Türkiye Türkçesi Ağızları Sözlüğü
basmak

Merdiven, el merdiveni, merdiven basamağı, iskele

Yapıt Hakları Terimleri Sözlüğü
basmak

Çoğaltılması gereken bir yazı yapıtını basım yoluyla çoğaltmak.

"basmak" kelimesinin kullanım örnekleri.

Farklı bir gezegenden gelmiş gibi smaç basmak için çembere olabildiğince yaklaşabilirsiniz.

Ben yapılan etkinlikte emniyet kemerimi taktım ve bir anda frene basmak zorunda kaldım.

Çünkü bir muhtarın görevi sadece koltuğunda oturup mühür basmak değildir.

Nikah cüzdanını alan Atasoy'un ilk işi damat Aksoy'un ayağına basmak oldu.

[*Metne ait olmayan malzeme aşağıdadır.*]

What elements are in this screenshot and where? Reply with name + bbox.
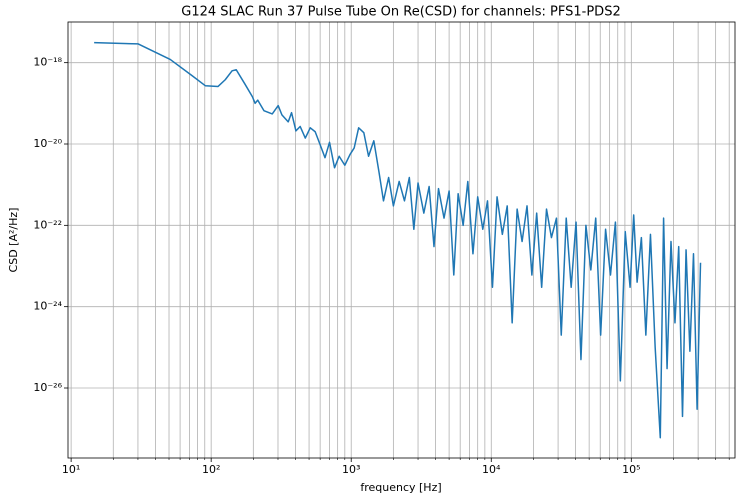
x-tick-label: 10⁴ [482, 463, 501, 476]
data-line [94, 41, 702, 439]
y-tick-label: 10⁻²⁶ [33, 381, 62, 394]
chart-title: G124 SLAC Run 37 Pulse Tube On Re(CSD) f… [181, 5, 620, 20]
x-tick-label: 10⁵ [622, 463, 640, 476]
y-tick-label: 10⁻²⁴ [33, 300, 62, 313]
x-axis-label: frequency [Hz] [360, 481, 441, 494]
y-tick-label: 10⁻¹⁸ [33, 56, 62, 69]
y-axis-label: CSD [A²/Hz] [7, 208, 20, 273]
x-tick-label: 10² [202, 463, 220, 476]
x-tick-label: 10³ [342, 463, 360, 476]
plot-frame [67, 21, 736, 459]
x-tick-label: 10¹ [62, 463, 80, 476]
y-tick-label: 10⁻²² [33, 218, 62, 231]
y-tick-label: 10⁻²⁰ [33, 137, 62, 150]
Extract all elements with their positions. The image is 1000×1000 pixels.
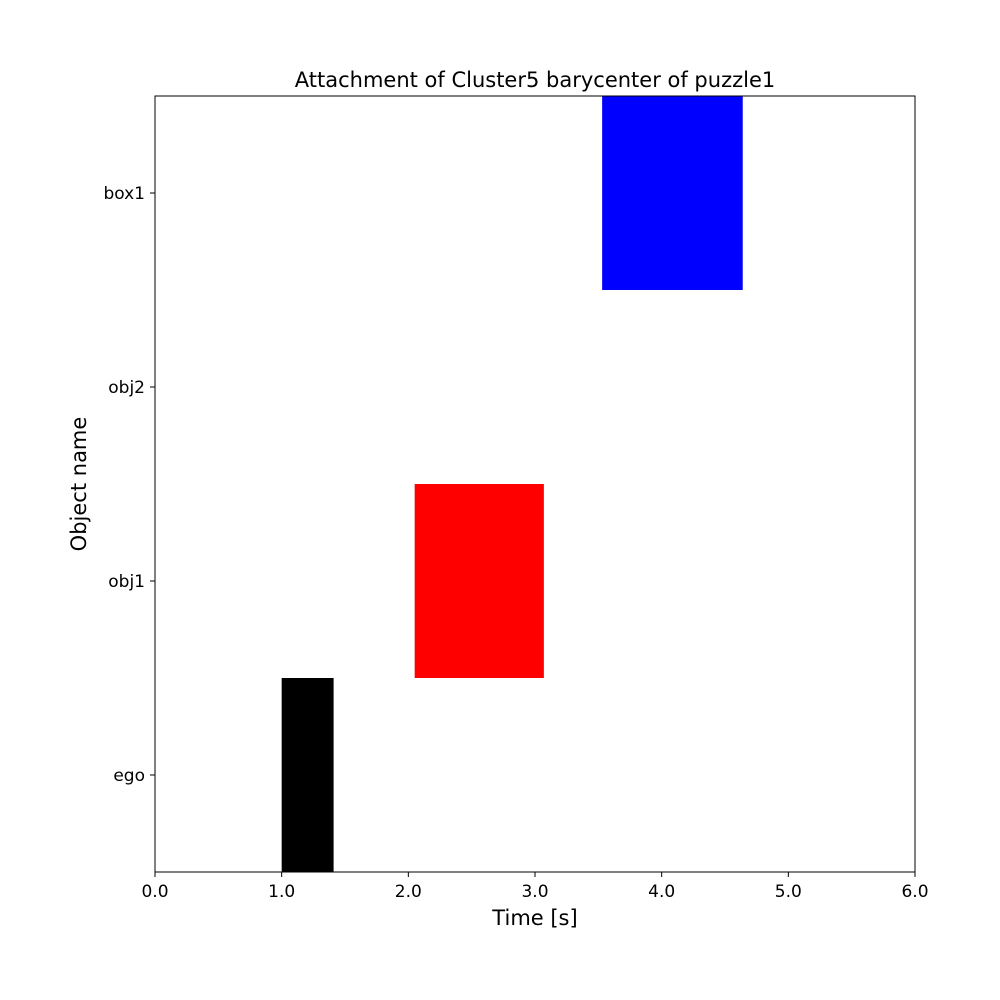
x-tick-label: 6.0 <box>901 882 928 902</box>
x-tick-label: 2.0 <box>395 882 422 902</box>
x-tick-label: 3.0 <box>521 882 548 902</box>
y-tick-label-obj2: obj2 <box>108 378 145 398</box>
x-axis-label: Time [s] <box>491 906 577 930</box>
x-axis: 0.0 1.0 2.0 3.0 4.0 5.0 6.0 <box>141 872 929 902</box>
x-tick-label: 0.0 <box>141 882 168 902</box>
bar-box1 <box>602 96 743 290</box>
x-tick-label: 4.0 <box>648 882 675 902</box>
y-tick-label-box1: box1 <box>103 184 145 204</box>
x-tick-label: 5.0 <box>775 882 802 902</box>
y-tick-label-ego: ego <box>113 766 145 786</box>
y-axis-label: Object name <box>67 417 91 552</box>
y-tick-label-obj1: obj1 <box>108 572 145 592</box>
x-tick-label: 1.0 <box>268 882 295 902</box>
chart-title: Attachment of Cluster5 barycenter of puz… <box>295 68 776 92</box>
y-axis: ego obj1 obj2 box1 <box>103 184 155 786</box>
bar-ego <box>281 678 334 872</box>
bar-obj1 <box>414 484 544 678</box>
bars-group <box>281 96 743 872</box>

Bu kadar polisle bir kanala gelip kanalı basmak, gazlamak bunların hangi hukukta yeri var.

Gözaltı yok Topkapı Sarayı önünde toplanarak konseri protesto eden ve basmak isteyen Alperen Ocakları İstanbul İl Başkanı Mustafa Kayatuzu liderliğindeki eylemcilerden gözaltına alınan olmadı.